Michael Pagana hasn’t always been a farmer, but now he’s growing blueberries while also working his day job as a marriage therapist.

“A lot of our effectiveness in our work has to do with the strength of the relationship between counselor and client,” Pagana said.

When Pagana’s family moved in 2010, there were already 800 blueberry bushes planted in the field behind their Campbell Hall home, previously occupied by his wife’s family. However, those bushes weren’t properly taken care of for a long time, so the Paganas began working to restore the farm.

“I’m usually out here in the field doing something with the bushes or the grounds,” Pagana said.

In 2013, the family opened Halfway Acres, a “u-pick” blueberry farm. Since then, Pagana has learned more about caring for the crop with their now 3,000 blueberry bushes.

(Spectrum News 1 photo)

“We had a decent crop; however, there’s been a lack of rain,” Pagana said. “We don’t have an irrigation system in yet, and so we’re kind of dependent on nature, and whatever the sky brings.”

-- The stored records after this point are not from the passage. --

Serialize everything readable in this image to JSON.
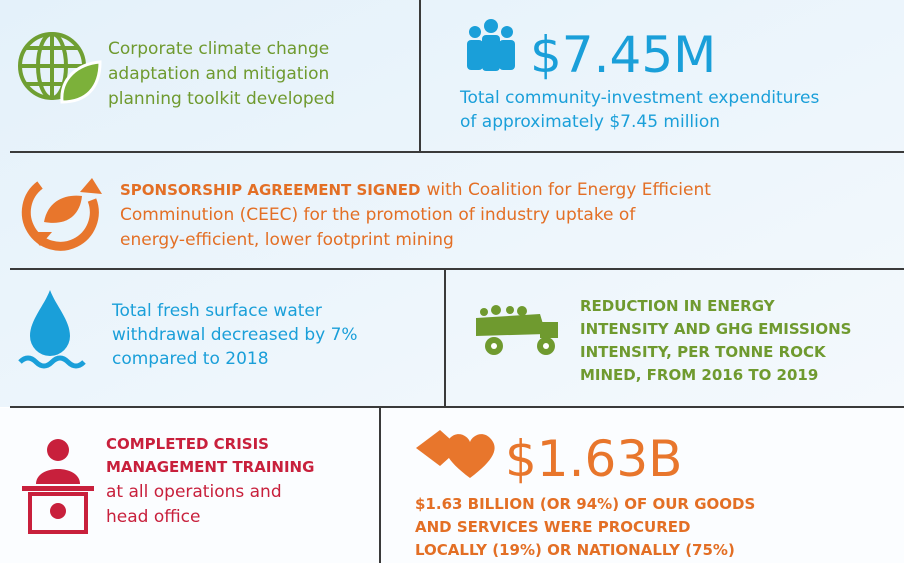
{
  "panels": [
    {
      "lines": [
        "Corporate climate change",
        "adaptation and mitigation",
        "planning toolkit developed"
      ]
    },
    {
      "headline": "$7.45M",
      "lines": [
        "Total community-investment expenditures",
        "of approximately $7.45 million"
      ]
    },
    {
      "bold": "SPONSORSHIP AGREEMENT SIGNED",
      "lines": [
        "with Coalition for Energy Efficient",
        "Comminution (CEEC) for the promotion of industry uptake of",
        "energy-efficient, lower footprint mining"
      ]
    },
    {
      "lines": [
        "Total fresh surface water",
        "withdrawal decreased by 7%",
        "compared to 2018"
      ]
    },
    {
      "lines": [
        "REDUCTION IN ENERGY",
        "INTENSITY AND GHG EMISSIONS",
        "INTENSITY, PER TONNE ROCK",
        "MINED, FROM 2016 TO 2019"
      ]
    },
    {
      "bold_lines": [
        "COMPLETED CRISIS",
        "MANAGEMENT TRAINING"
      ],
      "lines": [
        "at all operations and",
        "head office"
      ]
    },
    {
      "headline": "$1.63B",
      "lines": [
        "$1.63 BILLION (OR 94%) OF OUR GOODS",
        "AND SERVICES WERE PROCURED",
        "LOCALLY (19%) OR NATIONALLY (75%)"
      ]
    }
  ]
}
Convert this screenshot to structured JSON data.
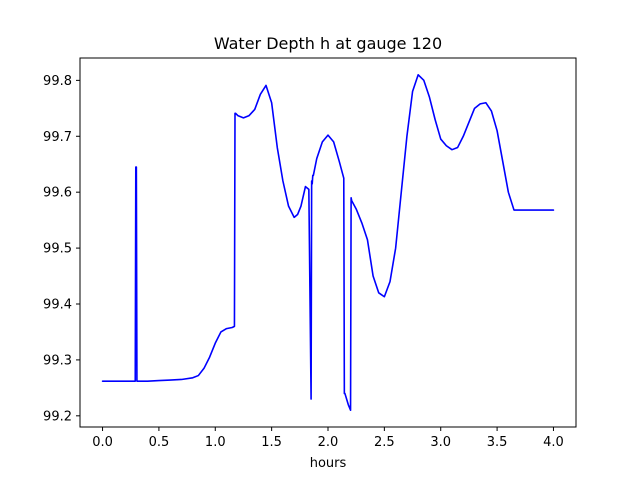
{
  "chart_data": {
    "type": "line",
    "title": "Water Depth h at gauge 120",
    "xlabel": "hours",
    "ylabel": "",
    "xlim": [
      -0.2,
      4.2
    ],
    "ylim": [
      99.18,
      99.84
    ],
    "xticks": [
      0.0,
      0.5,
      1.0,
      1.5,
      2.0,
      2.5,
      3.0,
      3.5,
      4.0
    ],
    "xtick_labels": [
      "0.0",
      "0.5",
      "1.0",
      "1.5",
      "2.0",
      "2.5",
      "3.0",
      "3.5",
      "4.0"
    ],
    "yticks": [
      99.2,
      99.3,
      99.4,
      99.5,
      99.6,
      99.7,
      99.8
    ],
    "ytick_labels": [
      "99.2",
      "99.3",
      "99.4",
      "99.5",
      "99.6",
      "99.7",
      "99.8"
    ],
    "grid": false,
    "legend": "none",
    "colors": {
      "line": "#0000ff",
      "axes": "#000000",
      "background": "#ffffff"
    },
    "series": [
      {
        "x": [
          0.0,
          0.28,
          0.29,
          0.295,
          0.3,
          0.305,
          0.31,
          0.32,
          0.4,
          0.5,
          0.6,
          0.7,
          0.8,
          0.85,
          0.9,
          0.95,
          1.0,
          1.05,
          1.1,
          1.15,
          1.17,
          1.175,
          1.18,
          1.2,
          1.25,
          1.3,
          1.35,
          1.4,
          1.45,
          1.5,
          1.55,
          1.6,
          1.65,
          1.7,
          1.73,
          1.76,
          1.8,
          1.83,
          1.85,
          1.855,
          1.86,
          1.865,
          1.87,
          1.9,
          1.95,
          2.0,
          2.05,
          2.1,
          2.14,
          2.145,
          2.15,
          2.18,
          2.2,
          2.205,
          2.21,
          2.25,
          2.3,
          2.35,
          2.4,
          2.45,
          2.5,
          2.55,
          2.6,
          2.65,
          2.7,
          2.75,
          2.8,
          2.85,
          2.9,
          2.95,
          3.0,
          3.05,
          3.1,
          3.15,
          3.2,
          3.25,
          3.3,
          3.35,
          3.4,
          3.45,
          3.5,
          3.55,
          3.6,
          3.65,
          3.7,
          3.75,
          3.8,
          3.85,
          3.9,
          3.95,
          4.0
        ],
        "y": [
          99.262,
          99.262,
          99.262,
          99.645,
          99.645,
          99.262,
          99.262,
          99.262,
          99.262,
          99.263,
          99.264,
          99.265,
          99.268,
          99.272,
          99.285,
          99.305,
          99.33,
          99.35,
          99.356,
          99.358,
          99.36,
          99.741,
          99.741,
          99.737,
          99.733,
          99.737,
          99.748,
          99.775,
          99.791,
          99.76,
          99.68,
          99.62,
          99.575,
          99.555,
          99.56,
          99.575,
          99.61,
          99.605,
          99.23,
          99.62,
          99.615,
          99.63,
          99.63,
          99.66,
          99.69,
          99.702,
          99.69,
          99.655,
          99.625,
          99.24,
          99.24,
          99.22,
          99.21,
          99.59,
          99.585,
          99.57,
          99.545,
          99.515,
          99.45,
          99.42,
          99.413,
          99.44,
          99.5,
          99.6,
          99.7,
          99.78,
          99.81,
          99.8,
          99.77,
          99.73,
          99.695,
          99.683,
          99.676,
          99.68,
          99.7,
          99.725,
          99.75,
          99.758,
          99.76,
          99.745,
          99.71,
          99.655,
          99.6,
          99.568,
          99.568,
          99.568,
          99.568,
          99.568,
          99.568,
          99.568,
          99.568
        ]
      }
    ]
  }
}
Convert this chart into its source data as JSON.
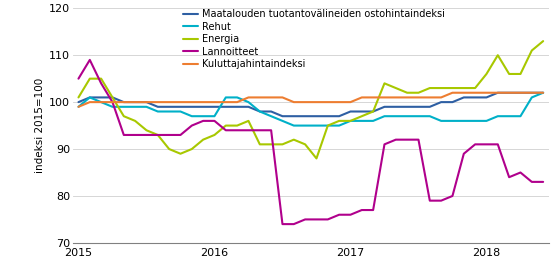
{
  "ylabel": "indeksi 2015=100",
  "ylim": [
    70,
    120
  ],
  "yticks": [
    70,
    80,
    90,
    100,
    110,
    120
  ],
  "xticks_labels": [
    "2015",
    "2016",
    "2017",
    "2018"
  ],
  "xticks_positions": [
    0,
    12,
    24,
    36
  ],
  "series": {
    "Maatalouden tuotantovälineiden ostohintaindeksi": {
      "color": "#2e5fa3",
      "linewidth": 1.5,
      "values": [
        100,
        101,
        101,
        101,
        100,
        100,
        100,
        99,
        99,
        99,
        99,
        99,
        99,
        99,
        99,
        99,
        98,
        98,
        97,
        97,
        97,
        97,
        97,
        97,
        98,
        98,
        98,
        99,
        99,
        99,
        99,
        99,
        100,
        100,
        101,
        101,
        101,
        102,
        102,
        102,
        102,
        102
      ]
    },
    "Rehut": {
      "color": "#00b0c8",
      "linewidth": 1.5,
      "values": [
        99,
        101,
        100,
        99,
        99,
        99,
        99,
        98,
        98,
        98,
        97,
        97,
        97,
        101,
        101,
        100,
        98,
        97,
        96,
        95,
        95,
        95,
        95,
        95,
        96,
        96,
        96,
        97,
        97,
        97,
        97,
        97,
        96,
        96,
        96,
        96,
        96,
        97,
        97,
        97,
        101,
        102
      ]
    },
    "Energia": {
      "color": "#a8c800",
      "linewidth": 1.5,
      "values": [
        101,
        105,
        105,
        101,
        97,
        96,
        94,
        93,
        90,
        89,
        90,
        92,
        93,
        95,
        95,
        96,
        91,
        91,
        91,
        92,
        91,
        88,
        95,
        96,
        96,
        97,
        98,
        104,
        103,
        102,
        102,
        103,
        103,
        103,
        103,
        103,
        106,
        110,
        106,
        106,
        111,
        113
      ]
    },
    "Lannoitteet": {
      "color": "#b0008c",
      "linewidth": 1.5,
      "values": [
        105,
        109,
        104,
        100,
        93,
        93,
        93,
        93,
        93,
        93,
        95,
        96,
        96,
        94,
        94,
        94,
        94,
        94,
        74,
        74,
        75,
        75,
        75,
        76,
        76,
        77,
        77,
        91,
        92,
        92,
        92,
        79,
        79,
        80,
        89,
        91,
        91,
        91,
        84,
        85,
        83,
        83
      ]
    },
    "Kuluttajahintaindeksi": {
      "color": "#ed7d31",
      "linewidth": 1.5,
      "values": [
        99,
        100,
        100,
        100,
        100,
        100,
        100,
        100,
        100,
        100,
        100,
        100,
        100,
        100,
        100,
        101,
        101,
        101,
        101,
        100,
        100,
        100,
        100,
        100,
        100,
        101,
        101,
        101,
        101,
        101,
        101,
        101,
        101,
        102,
        102,
        102,
        102,
        102,
        102,
        102,
        102,
        102
      ]
    }
  },
  "legend_order": [
    "Maatalouden tuotantovälineiden ostohintaindeksi",
    "Rehut",
    "Energia",
    "Lannoitteet",
    "Kuluttajahintaindeksi"
  ],
  "background_color": "#ffffff",
  "grid_color": "#d0d0d0",
  "spine_color": "#808080"
}
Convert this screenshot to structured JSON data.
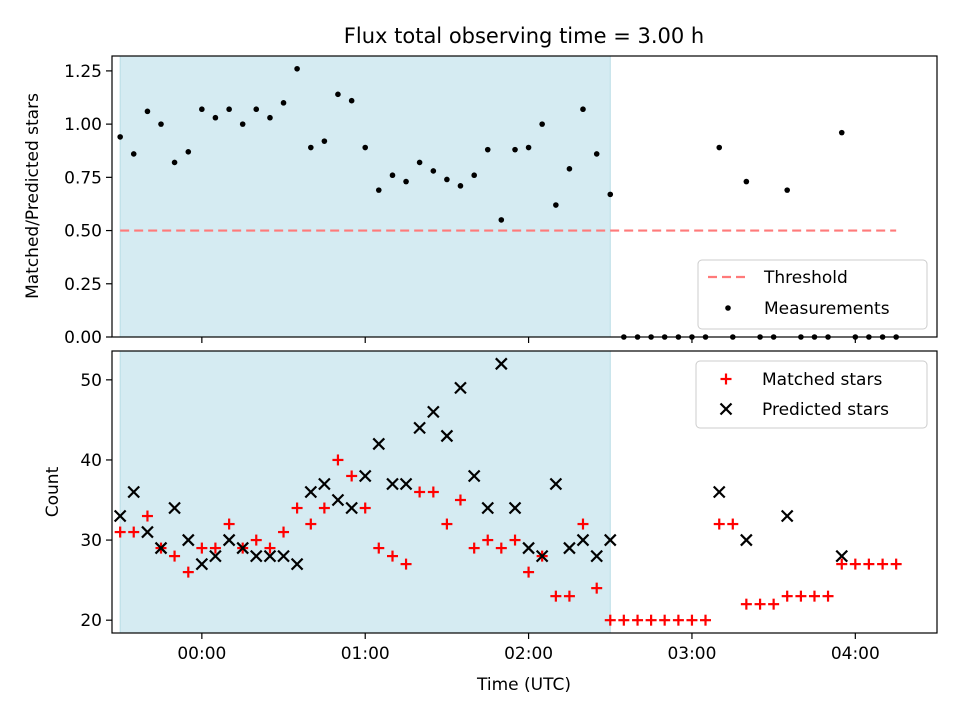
{
  "chart_data": [
    {
      "type": "scatter",
      "title": "Flux total observing time = 3.00 h",
      "xlabel": "",
      "ylabel": "Matched/Predicted stars",
      "ylim": [
        0.0,
        1.32
      ],
      "xlim": [
        -0.55,
        4.5
      ],
      "yticks": [
        0.0,
        0.25,
        0.5,
        0.75,
        1.0,
        1.25
      ],
      "ytick_labels": [
        "0.00",
        "0.25",
        "0.50",
        "0.75",
        "1.00",
        "1.25"
      ],
      "shaded_interval": {
        "x": [
          -0.5,
          2.5
        ],
        "color": "#d5ebf2"
      },
      "threshold": {
        "name": "Threshold",
        "value": 0.5,
        "x": [
          -0.5,
          4.25
        ],
        "color": "#ff7a7a"
      },
      "measurements": {
        "name": "Measurements",
        "color": "#000000",
        "x": [
          -0.5,
          -0.417,
          -0.333,
          -0.25,
          -0.167,
          -0.083,
          0.0,
          0.083,
          0.167,
          0.25,
          0.333,
          0.417,
          0.5,
          0.583,
          0.667,
          0.75,
          0.833,
          0.917,
          1.0,
          1.083,
          1.167,
          1.25,
          1.333,
          1.417,
          1.5,
          1.583,
          1.667,
          1.75,
          1.833,
          1.917,
          2.0,
          2.083,
          2.167,
          2.25,
          2.333,
          2.417,
          2.5,
          2.583,
          2.667,
          2.75,
          2.833,
          2.917,
          3.0,
          3.083,
          3.167,
          3.25,
          3.333,
          3.417,
          3.5,
          3.583,
          3.667,
          3.75,
          3.833,
          3.917,
          4.0,
          4.083,
          4.167,
          4.25
        ],
        "y": [
          0.94,
          0.86,
          1.06,
          1.0,
          0.82,
          0.87,
          1.07,
          1.03,
          1.07,
          1.0,
          1.07,
          1.03,
          1.1,
          1.26,
          0.89,
          0.92,
          1.14,
          1.11,
          0.89,
          0.69,
          0.76,
          0.73,
          0.82,
          0.78,
          0.74,
          0.71,
          0.76,
          0.88,
          0.55,
          0.88,
          0.89,
          1.0,
          0.62,
          0.79,
          1.07,
          0.86,
          0.67,
          0.0,
          0.0,
          0.0,
          0.0,
          0.0,
          0.0,
          0.0,
          0.89,
          0.0,
          0.73,
          0.0,
          0.0,
          0.69,
          0.0,
          0.0,
          0.0,
          0.96,
          0.0,
          0.0,
          0.0,
          0.0
        ]
      },
      "legend": {
        "placement": "bottom-right",
        "entries": [
          "Threshold",
          "Measurements"
        ]
      }
    },
    {
      "type": "scatter",
      "title": "",
      "xlabel": "Time (UTC)",
      "ylabel": "Count",
      "ylim": [
        18.4,
        53.6
      ],
      "xlim": [
        -0.55,
        4.5
      ],
      "yticks": [
        20,
        30,
        40,
        50
      ],
      "ytick_labels": [
        "20",
        "30",
        "40",
        "50"
      ],
      "xticks": [
        0,
        1,
        2,
        3,
        4
      ],
      "xtick_labels": [
        "00:00",
        "01:00",
        "02:00",
        "03:00",
        "04:00"
      ],
      "shaded_interval": {
        "x": [
          -0.5,
          2.5
        ],
        "color": "#d5ebf2"
      },
      "series": [
        {
          "name": "Matched stars",
          "marker": "plus",
          "color": "#ff0000",
          "x": [
            -0.5,
            -0.417,
            -0.333,
            -0.25,
            -0.167,
            -0.083,
            0.0,
            0.083,
            0.167,
            0.25,
            0.333,
            0.417,
            0.5,
            0.583,
            0.667,
            0.75,
            0.833,
            0.917,
            1.0,
            1.083,
            1.167,
            1.25,
            1.333,
            1.417,
            1.5,
            1.583,
            1.667,
            1.75,
            1.833,
            1.917,
            2.0,
            2.083,
            2.167,
            2.25,
            2.333,
            2.417,
            2.5,
            2.583,
            2.667,
            2.75,
            2.833,
            2.917,
            3.0,
            3.083,
            3.167,
            3.25,
            3.333,
            3.417,
            3.5,
            3.583,
            3.667,
            3.75,
            3.833,
            3.917,
            4.0,
            4.083,
            4.167,
            4.25
          ],
          "y": [
            31,
            31,
            33,
            29,
            28,
            26,
            29,
            29,
            32,
            29,
            30,
            29,
            31,
            34,
            32,
            34,
            40,
            38,
            34,
            29,
            28,
            27,
            36,
            36,
            32,
            35,
            29,
            30,
            29,
            30,
            26,
            28,
            23,
            23,
            32,
            24,
            20,
            20,
            20,
            20,
            20,
            20,
            20,
            20,
            32,
            32,
            22,
            22,
            22,
            23,
            23,
            23,
            23,
            27,
            27,
            27,
            27,
            27
          ]
        },
        {
          "name": "Predicted stars",
          "marker": "x",
          "color": "#000000",
          "x": [
            -0.5,
            -0.417,
            -0.333,
            -0.25,
            -0.167,
            -0.083,
            0.0,
            0.083,
            0.167,
            0.25,
            0.333,
            0.417,
            0.5,
            0.583,
            0.667,
            0.75,
            0.833,
            0.917,
            1.0,
            1.083,
            1.167,
            1.25,
            1.333,
            1.417,
            1.5,
            1.583,
            1.667,
            1.75,
            1.833,
            1.917,
            2.0,
            2.083,
            2.167,
            2.25,
            2.333,
            2.417,
            2.5,
            3.167,
            3.333,
            3.583,
            3.917
          ],
          "y": [
            33,
            36,
            31,
            29,
            34,
            30,
            27,
            28,
            30,
            29,
            28,
            28,
            28,
            27,
            36,
            37,
            35,
            34,
            38,
            42,
            37,
            37,
            44,
            46,
            43,
            49,
            38,
            34,
            52,
            34,
            29,
            28,
            37,
            29,
            30,
            28,
            30,
            36,
            30,
            33,
            28
          ]
        }
      ],
      "legend": {
        "placement": "top-right",
        "entries": [
          "Matched stars",
          "Predicted stars"
        ]
      }
    }
  ]
}
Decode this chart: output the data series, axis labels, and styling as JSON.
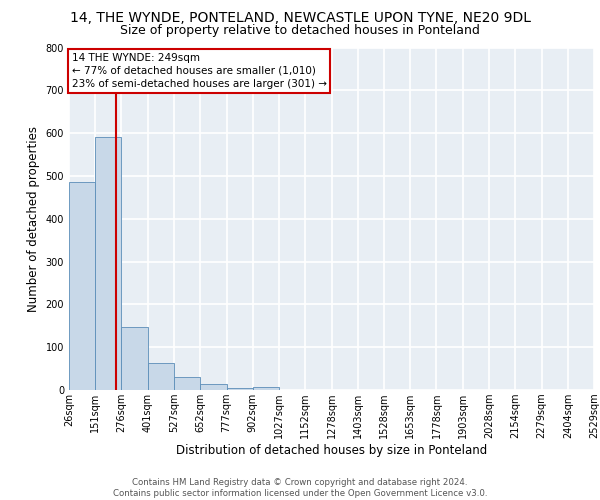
{
  "title_line1": "14, THE WYNDE, PONTELAND, NEWCASTLE UPON TYNE, NE20 9DL",
  "title_line2": "Size of property relative to detached houses in Ponteland",
  "xlabel": "Distribution of detached houses by size in Ponteland",
  "ylabel": "Number of detached properties",
  "bar_color": "#c8d8e8",
  "bar_edge_color": "#5b8db8",
  "background_color": "#e8eef4",
  "grid_color": "#ffffff",
  "bin_edges": [
    26,
    151,
    276,
    401,
    527,
    652,
    777,
    902,
    1027,
    1152,
    1278,
    1403,
    1528,
    1653,
    1778,
    1903,
    2028,
    2154,
    2279,
    2404,
    2529
  ],
  "bar_heights": [
    487,
    591,
    148,
    62,
    30,
    13,
    5,
    8,
    0,
    0,
    0,
    0,
    0,
    0,
    0,
    0,
    0,
    0,
    0,
    0
  ],
  "property_size": 249,
  "red_line_color": "#cc0000",
  "annotation_text": "14 THE WYNDE: 249sqm\n← 77% of detached houses are smaller (1,010)\n23% of semi-detached houses are larger (301) →",
  "annotation_box_color": "#ffffff",
  "annotation_box_edge": "#cc0000",
  "ylim": [
    0,
    800
  ],
  "yticks": [
    0,
    100,
    200,
    300,
    400,
    500,
    600,
    700,
    800
  ],
  "footer_line1": "Contains HM Land Registry data © Crown copyright and database right 2024.",
  "footer_line2": "Contains public sector information licensed under the Open Government Licence v3.0.",
  "title_fontsize": 10,
  "subtitle_fontsize": 9,
  "tick_fontsize": 7,
  "ylabel_fontsize": 8.5,
  "xlabel_fontsize": 8.5,
  "annotation_fontsize": 7.5,
  "footer_fontsize": 6.2
}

As a marriage therapist, part of Pagana’s job is to bring families together, which is also the family’s goal with the “u-pick” farm.

“When you share some of your most memorable moments are with food,” Pagana said.

And Pagana’s work as a farmer helps to feed people.

“Families are coming out to pick one of the most healthiest foods in the world, and they’re making memories together, and then they’re eating and they’re sharing meals, and that’s what farmers are doing,” Pagana said.

Besides enjoying each other’s company, a group of friends likes picking berries to support a local business.

“We’re just feeding into the folks that feed us, and it’s a great relationship,” said Christa Hoovler, of Deer Park.

At the end of the day, a combination of hard work, fun and collaboration makes this family business what it is.